2015年9月23日
昔、食べ歩いたラーメン屋を食べ歩く

今回、昔住んでいた地に赴いたこともあり、以前よく通っていたラーメン屋にいくつか行った。
当時は、うまいと思って足繁く通っていた店である。

その味巡りをしながら驚きを隠せなかった。

以前、自分が食べたラーメンでもベスト10に入ると思ったラーメン屋の味が、「こんなものだったのか」という感想となったことである。
その内の1軒は、作り手が世代交代をして、味が落ちたという話を聞いた。

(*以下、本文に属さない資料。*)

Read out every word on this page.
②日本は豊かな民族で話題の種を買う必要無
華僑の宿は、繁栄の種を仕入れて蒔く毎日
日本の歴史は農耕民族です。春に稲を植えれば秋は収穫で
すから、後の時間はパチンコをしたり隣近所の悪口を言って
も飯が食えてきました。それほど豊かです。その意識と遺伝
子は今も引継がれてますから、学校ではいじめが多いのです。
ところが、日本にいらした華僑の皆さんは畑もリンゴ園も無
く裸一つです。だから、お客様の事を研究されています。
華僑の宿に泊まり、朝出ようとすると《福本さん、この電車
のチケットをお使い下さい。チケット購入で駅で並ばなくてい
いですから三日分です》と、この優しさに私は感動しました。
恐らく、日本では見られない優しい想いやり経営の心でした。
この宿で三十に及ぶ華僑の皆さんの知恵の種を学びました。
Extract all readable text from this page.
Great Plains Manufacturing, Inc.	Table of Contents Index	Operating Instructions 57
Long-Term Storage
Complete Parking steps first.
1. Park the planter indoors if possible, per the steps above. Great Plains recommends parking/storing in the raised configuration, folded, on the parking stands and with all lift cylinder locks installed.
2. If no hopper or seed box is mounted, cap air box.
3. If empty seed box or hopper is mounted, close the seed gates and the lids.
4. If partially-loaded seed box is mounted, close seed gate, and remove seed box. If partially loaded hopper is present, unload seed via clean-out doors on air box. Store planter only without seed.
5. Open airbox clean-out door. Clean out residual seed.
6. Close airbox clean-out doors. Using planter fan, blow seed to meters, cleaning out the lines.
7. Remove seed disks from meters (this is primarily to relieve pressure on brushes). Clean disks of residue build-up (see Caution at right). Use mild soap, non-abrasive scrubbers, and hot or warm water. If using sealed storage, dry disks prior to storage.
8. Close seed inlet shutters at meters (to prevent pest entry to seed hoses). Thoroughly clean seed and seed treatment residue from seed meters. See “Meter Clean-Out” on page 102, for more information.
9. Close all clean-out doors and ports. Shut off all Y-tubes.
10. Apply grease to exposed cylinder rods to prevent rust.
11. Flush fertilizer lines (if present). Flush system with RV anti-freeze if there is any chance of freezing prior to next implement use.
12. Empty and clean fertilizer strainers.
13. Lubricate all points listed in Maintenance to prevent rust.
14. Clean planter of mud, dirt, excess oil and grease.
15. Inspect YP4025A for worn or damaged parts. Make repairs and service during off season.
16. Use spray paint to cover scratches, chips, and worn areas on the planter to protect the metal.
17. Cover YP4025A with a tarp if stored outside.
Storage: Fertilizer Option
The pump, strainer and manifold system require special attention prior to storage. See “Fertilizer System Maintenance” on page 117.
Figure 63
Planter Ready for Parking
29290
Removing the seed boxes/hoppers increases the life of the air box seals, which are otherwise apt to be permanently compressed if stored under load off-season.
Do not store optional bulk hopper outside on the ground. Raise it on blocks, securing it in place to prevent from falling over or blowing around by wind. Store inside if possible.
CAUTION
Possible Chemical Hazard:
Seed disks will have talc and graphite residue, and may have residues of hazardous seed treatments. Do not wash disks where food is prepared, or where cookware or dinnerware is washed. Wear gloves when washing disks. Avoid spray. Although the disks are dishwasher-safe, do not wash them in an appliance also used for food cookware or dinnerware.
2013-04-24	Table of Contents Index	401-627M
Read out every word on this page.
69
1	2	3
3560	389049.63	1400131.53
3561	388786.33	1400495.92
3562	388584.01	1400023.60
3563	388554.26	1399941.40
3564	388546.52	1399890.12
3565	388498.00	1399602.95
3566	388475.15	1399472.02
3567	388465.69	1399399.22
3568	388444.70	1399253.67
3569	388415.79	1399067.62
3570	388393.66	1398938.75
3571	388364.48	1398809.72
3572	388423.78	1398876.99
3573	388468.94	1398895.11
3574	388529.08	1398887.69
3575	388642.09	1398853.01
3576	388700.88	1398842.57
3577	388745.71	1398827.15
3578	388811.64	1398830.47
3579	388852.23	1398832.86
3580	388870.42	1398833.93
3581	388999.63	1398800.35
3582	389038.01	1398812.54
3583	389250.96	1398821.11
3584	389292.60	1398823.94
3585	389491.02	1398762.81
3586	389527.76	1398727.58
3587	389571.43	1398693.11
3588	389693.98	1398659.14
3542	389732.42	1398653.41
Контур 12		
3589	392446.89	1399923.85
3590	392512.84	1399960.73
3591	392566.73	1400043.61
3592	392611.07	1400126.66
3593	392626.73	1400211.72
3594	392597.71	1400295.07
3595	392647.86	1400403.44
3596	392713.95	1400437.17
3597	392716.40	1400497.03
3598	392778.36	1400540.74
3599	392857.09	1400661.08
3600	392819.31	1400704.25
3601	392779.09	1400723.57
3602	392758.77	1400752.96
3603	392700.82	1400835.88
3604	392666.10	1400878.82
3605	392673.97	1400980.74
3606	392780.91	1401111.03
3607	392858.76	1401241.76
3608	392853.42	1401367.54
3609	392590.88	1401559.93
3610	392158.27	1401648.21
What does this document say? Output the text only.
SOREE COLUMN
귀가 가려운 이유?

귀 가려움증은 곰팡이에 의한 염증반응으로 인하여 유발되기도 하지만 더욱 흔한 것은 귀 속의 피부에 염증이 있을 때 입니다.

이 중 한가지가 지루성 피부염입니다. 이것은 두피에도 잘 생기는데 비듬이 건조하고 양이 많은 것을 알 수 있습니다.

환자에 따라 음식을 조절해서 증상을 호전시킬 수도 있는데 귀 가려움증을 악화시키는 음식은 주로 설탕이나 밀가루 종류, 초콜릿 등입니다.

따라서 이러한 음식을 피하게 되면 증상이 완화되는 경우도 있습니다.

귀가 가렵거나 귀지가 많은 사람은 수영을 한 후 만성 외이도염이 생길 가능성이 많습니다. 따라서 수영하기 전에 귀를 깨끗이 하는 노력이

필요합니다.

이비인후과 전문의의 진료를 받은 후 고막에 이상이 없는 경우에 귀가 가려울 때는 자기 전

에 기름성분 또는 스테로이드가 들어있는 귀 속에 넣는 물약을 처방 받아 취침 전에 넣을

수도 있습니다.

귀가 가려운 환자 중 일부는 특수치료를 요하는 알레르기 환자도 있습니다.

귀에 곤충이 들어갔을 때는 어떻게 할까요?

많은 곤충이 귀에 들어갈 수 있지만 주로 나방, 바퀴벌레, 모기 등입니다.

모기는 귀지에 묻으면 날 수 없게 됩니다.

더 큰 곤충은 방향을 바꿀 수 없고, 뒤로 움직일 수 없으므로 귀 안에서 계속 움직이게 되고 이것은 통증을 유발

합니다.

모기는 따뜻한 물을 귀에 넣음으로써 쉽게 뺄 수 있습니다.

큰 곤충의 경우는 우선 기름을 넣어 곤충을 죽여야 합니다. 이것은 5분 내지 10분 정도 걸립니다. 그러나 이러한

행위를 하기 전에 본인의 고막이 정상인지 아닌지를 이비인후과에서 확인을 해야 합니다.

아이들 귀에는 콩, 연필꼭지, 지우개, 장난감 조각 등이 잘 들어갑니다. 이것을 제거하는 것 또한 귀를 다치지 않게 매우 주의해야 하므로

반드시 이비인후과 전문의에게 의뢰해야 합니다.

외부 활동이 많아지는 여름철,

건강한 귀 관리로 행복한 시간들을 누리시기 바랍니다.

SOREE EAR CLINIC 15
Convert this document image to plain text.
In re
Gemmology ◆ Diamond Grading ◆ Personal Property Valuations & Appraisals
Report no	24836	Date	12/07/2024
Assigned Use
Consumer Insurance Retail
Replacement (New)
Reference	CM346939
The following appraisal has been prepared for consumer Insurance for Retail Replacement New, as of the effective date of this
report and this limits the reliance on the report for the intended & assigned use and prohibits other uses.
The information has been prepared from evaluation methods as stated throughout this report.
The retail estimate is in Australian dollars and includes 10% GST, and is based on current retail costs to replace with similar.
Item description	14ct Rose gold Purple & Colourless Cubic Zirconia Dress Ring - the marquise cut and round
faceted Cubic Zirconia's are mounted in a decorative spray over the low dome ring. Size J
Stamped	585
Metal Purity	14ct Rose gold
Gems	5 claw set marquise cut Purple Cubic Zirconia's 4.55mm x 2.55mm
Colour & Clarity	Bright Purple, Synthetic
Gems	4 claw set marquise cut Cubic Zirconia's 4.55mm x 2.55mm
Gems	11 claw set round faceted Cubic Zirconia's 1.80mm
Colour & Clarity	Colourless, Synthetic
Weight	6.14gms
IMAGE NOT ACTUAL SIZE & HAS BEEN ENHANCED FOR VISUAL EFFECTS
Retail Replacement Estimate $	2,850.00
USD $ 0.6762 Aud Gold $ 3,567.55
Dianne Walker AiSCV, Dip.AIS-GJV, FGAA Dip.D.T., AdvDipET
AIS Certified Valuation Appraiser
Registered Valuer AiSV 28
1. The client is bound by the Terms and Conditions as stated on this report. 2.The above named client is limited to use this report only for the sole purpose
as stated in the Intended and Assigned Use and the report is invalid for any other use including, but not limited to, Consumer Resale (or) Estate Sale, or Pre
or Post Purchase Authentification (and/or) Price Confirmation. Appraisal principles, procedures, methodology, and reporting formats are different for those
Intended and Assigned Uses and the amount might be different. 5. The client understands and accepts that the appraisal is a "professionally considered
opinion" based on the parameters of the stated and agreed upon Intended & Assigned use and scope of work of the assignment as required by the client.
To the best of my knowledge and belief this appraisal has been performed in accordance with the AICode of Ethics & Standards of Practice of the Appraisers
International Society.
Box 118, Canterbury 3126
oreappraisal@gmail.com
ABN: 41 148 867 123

だから、昔は今回食べたものよりはおいしかった可能性はある。
しかし、麺の食感、しなちくの出来、スープの具合、チャーシューの出来、すべてが異なるように感じて仕方がない。
残念、見切った。
いや、もうこれ以上行く必要がなくなったから逆に未練がなくなり助かったか。

別の1軒は、そこそこ旨いが、以前はもっと繊細なやさしい味だと思った。
今回提供されたものは、ある程度のうま味はあるが、それをかき乱す雑味が入っていたことが気になった。

別の1軒は、昔ながらの味という気がした。
そして、旨みも出ていて、これならまた食べに来る価値があると思われた。

もう1軒、別の店は同じ味のような気がするが、それほどおいしく感じなかったので、これは自分の基準が高くなったのだろうと感じた。

不思議なものである。
ラーメンも進化していて、10年前に旨いと絶賛された人気店が進化についていけなくて、失墜することがよくある。
味に飽きたのか、取り残されたのかは分からない。
一方、昔ながらのものでも支持されている老舗もある。
その違いが何であるのか、私には説明できない。

ただ、作り手によって変わるものと変わらぬものがあること。
個人的な好みで変わるものと変わらぬものがあること。
その双方の趣向で、異なって感じることが多いようである。